With the Ford/Firestone crisis focusing attention on deadly rollovers, automakers are rushing to install new technology that can help prevent vehicles from tipping over: electronic stability packages, or ESPs.

The ESP system works using complicated sensors that compare the driver's steering to the car's turning, reports CBS News Correspondent Sharyl Attkisson.

When the two don't match up, as in the beginning of a skid, a hydraulic control unit selectively brakes any — or all — of the wheels independently, while also decelerating. All this happens without tapping the brakes or any input from the driver.

As a result, the vehicle is more likely to avoid a dangerous fishtail, loss of control, and rollover.

Mercedes was first to implement ESP after the embarrassing premiere of its European "Baby Benz" three years ago: The car tipped over, carrying a load of auto journalists, no less.

Now ESP is standard on all Mercedes in the United States, and a handful of other cars. But critics say it's largely missing where it's needed the most.

Brian O'Neill of the Insurance Institute for Auto Safety says, "Where we need the packages, these electronic stability packages, are on vehicles that are prone to roll over — the SUVs."
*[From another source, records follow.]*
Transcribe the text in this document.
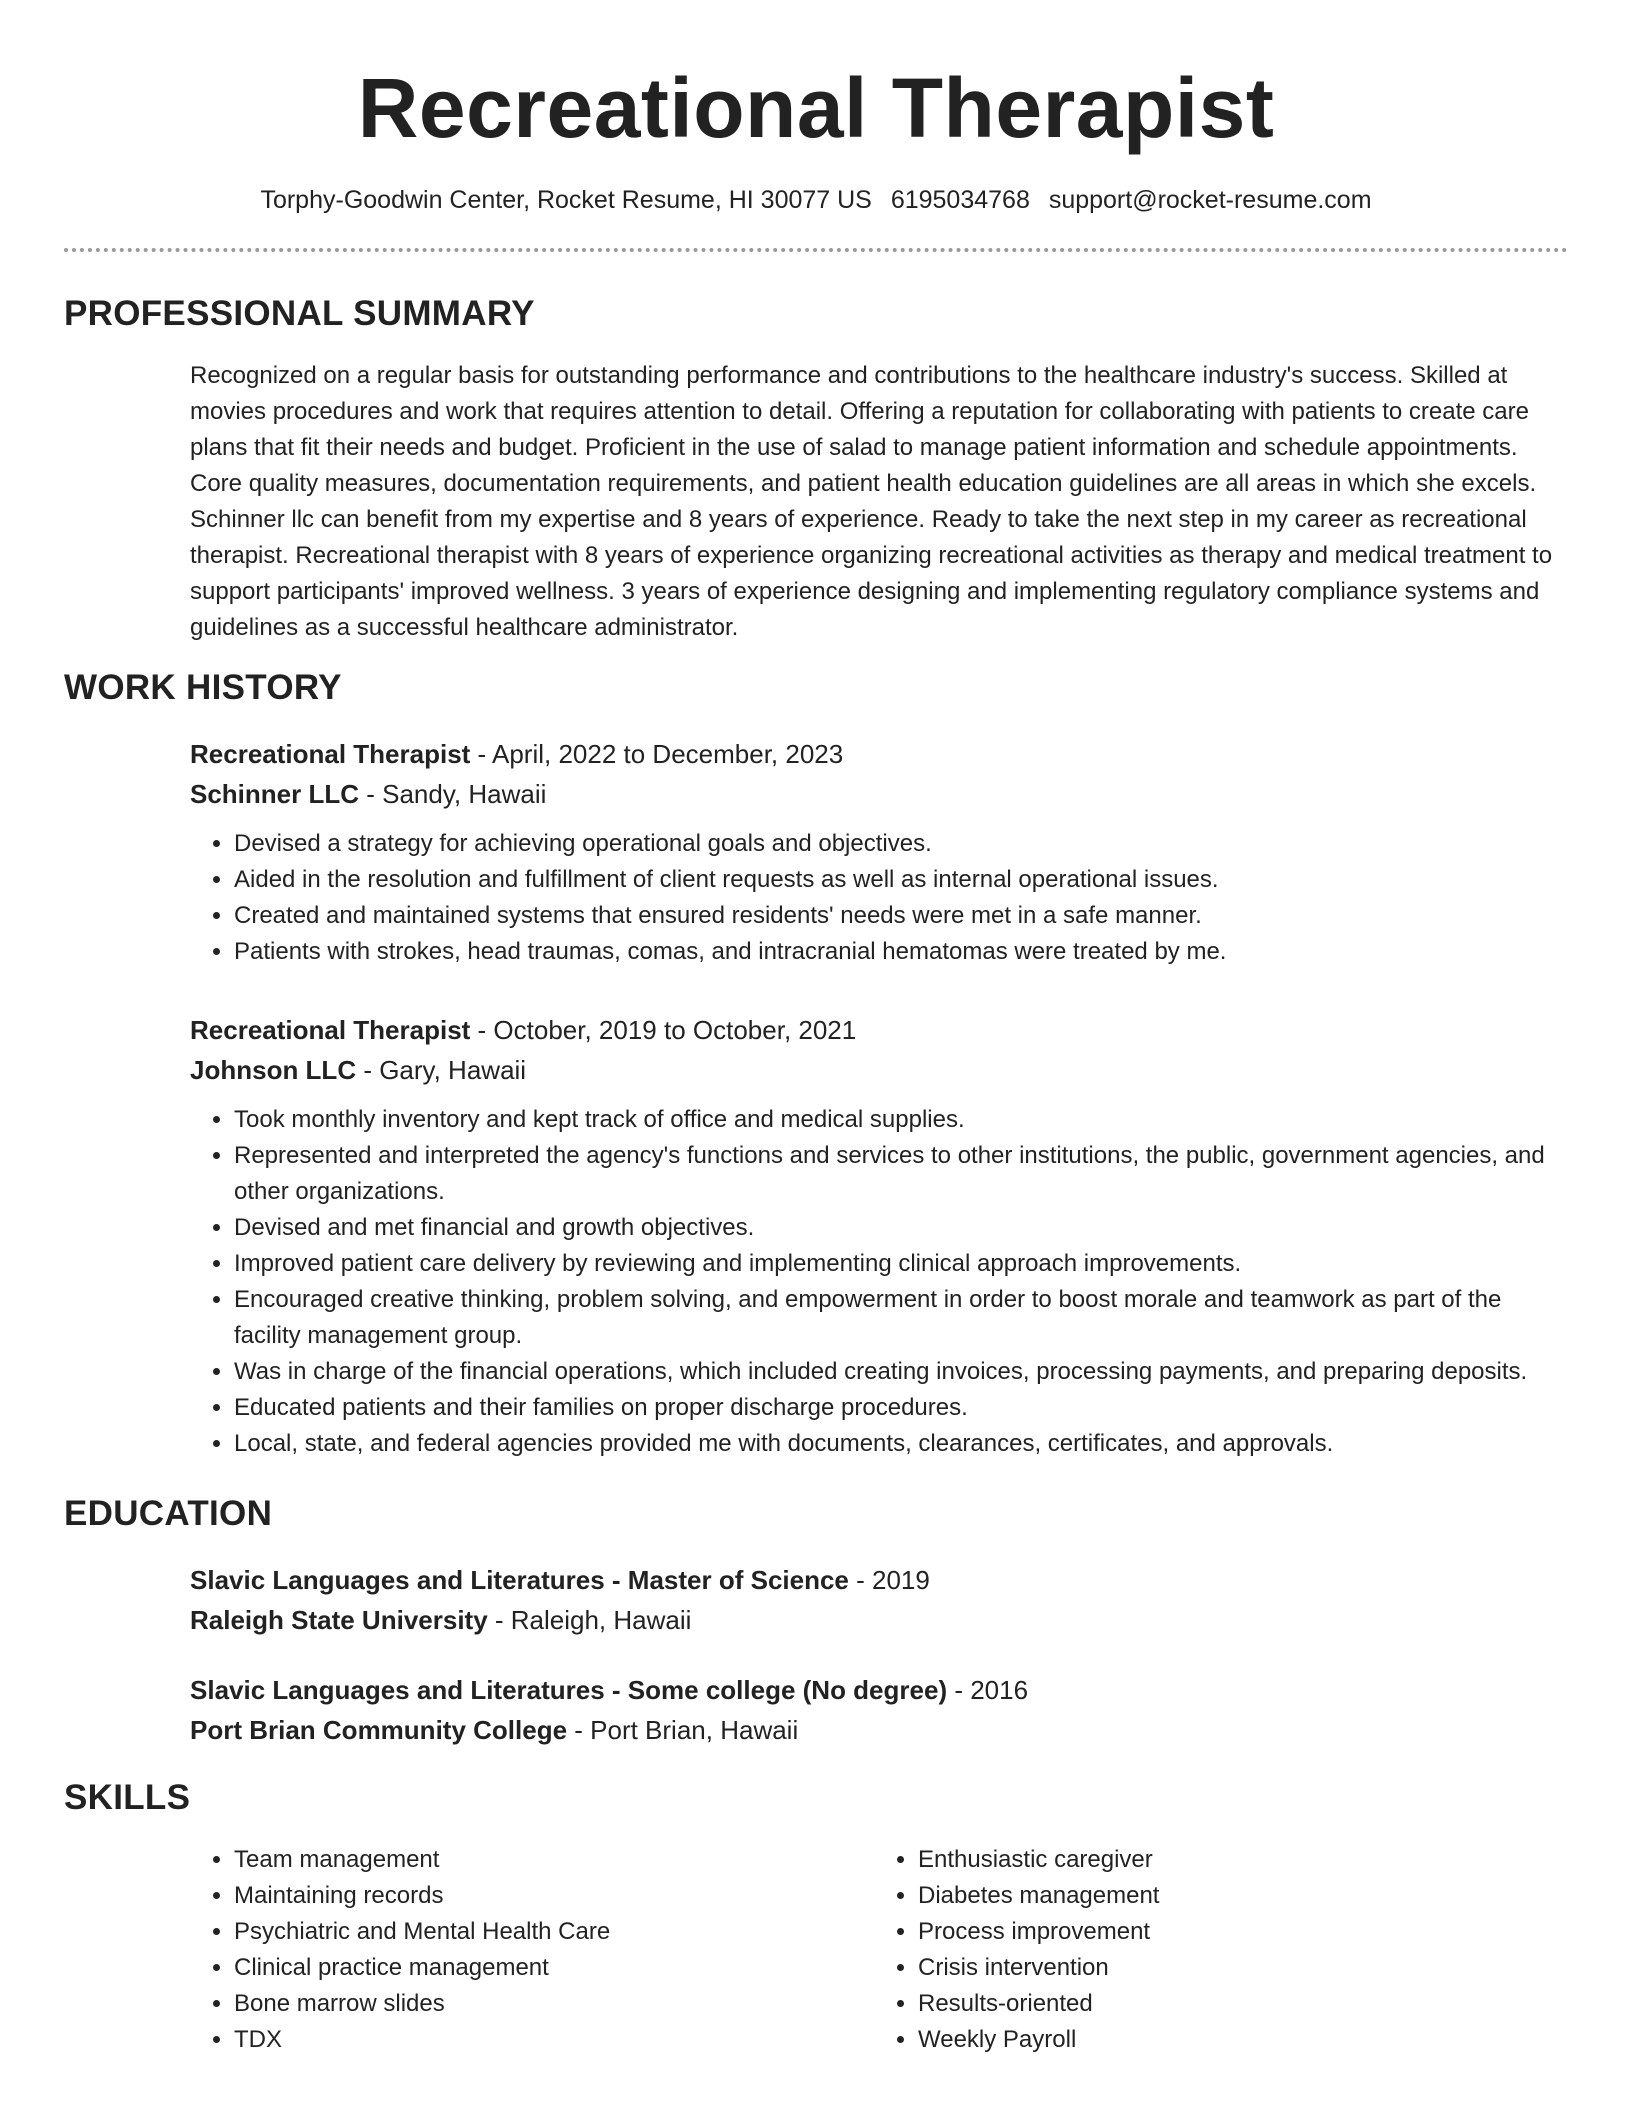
Recreational Therapist
Torphy-Goodwin Center, Rocket Resume, HI 30077 US 6195034768 support@rocket-resume.com
PROFESSIONAL SUMMARY
Recognized on a regular basis for outstanding performance and contributions to the healthcare industry's success. Skilled at movies procedures and work that requires attention to detail. Offering a reputation for collaborating with patients to create care plans that fit their needs and budget. Proficient in the use of salad to manage patient information and schedule appointments. Core quality measures, documentation requirements, and patient health education guidelines are all areas in which she excels. Schinner llc can benefit from my expertise and 8 years of experience. Ready to take the next step in my career as recreational therapist. Recreational therapist with 8 years of experience organizing recreational activities as therapy and medical treatment to support participants' improved wellness. 3 years of experience designing and implementing regulatory compliance systems and guidelines as a successful healthcare administrator.
WORK HISTORY
Recreational Therapist - April, 2022 to December, 2023
Schinner LLC - Sandy, Hawaii
• Devised a strategy for achieving operational goals and objectives.
• Aided in the resolution and fulfillment of client requests as well as internal operational issues.
• Created and maintained systems that ensured residents' needs were met in a safe manner.
• Patients with strokes, head traumas, comas, and intracranial hematomas were treated by me.
Recreational Therapist - October, 2019 to October, 2021
Johnson LLC - Gary, Hawaii
• Took monthly inventory and kept track of office and medical supplies.
• Represented and interpreted the agency's functions and services to other institutions, the public, government agencies, and other organizations.
• Devised and met financial and growth objectives.
• Improved patient care delivery by reviewing and implementing clinical approach improvements.
• Encouraged creative thinking, problem solving, and empowerment in order to boost morale and teamwork as part of the facility management group.
• Was in charge of the financial operations, which included creating invoices, processing payments, and preparing deposits.
• Educated patients and their families on proper discharge procedures.
• Local, state, and federal agencies provided me with documents, clearances, certificates, and approvals.
EDUCATION
Slavic Languages and Literatures - Master of Science - 2019
Raleigh State University - Raleigh, Hawaii
Slavic Languages and Literatures - Some college (No degree) - 2016
Port Brian Community College - Port Brian, Hawaii
SKILLS
• Team management
• Maintaining records
• Psychiatric and Mental Health Care
• Clinical practice management
• Bone marrow slides
• TDX
• Enthusiastic caregiver
• Diabetes management
• Process improvement
• Crisis intervention
• Results-oriented
• Weekly Payroll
That is why General Motors offered CBS News an advance demonstration of its version of ESP, to be offered on the Cadillac Escalades SUV next year.

Even on a very slippery surface, the vehicle didn't get out of control after suddenly jerking the wheel to avoid a sudden obstacle.

Ford, fighting those devastating images of its SUVs tipping after blown Firestone tires, will offer ESP on Explorers starting next year as well.

But as dramatic as these demonstrations are, ESP has its limits: while it can seem to read your mind at times, it can't think for you.

The engineers are still working on that.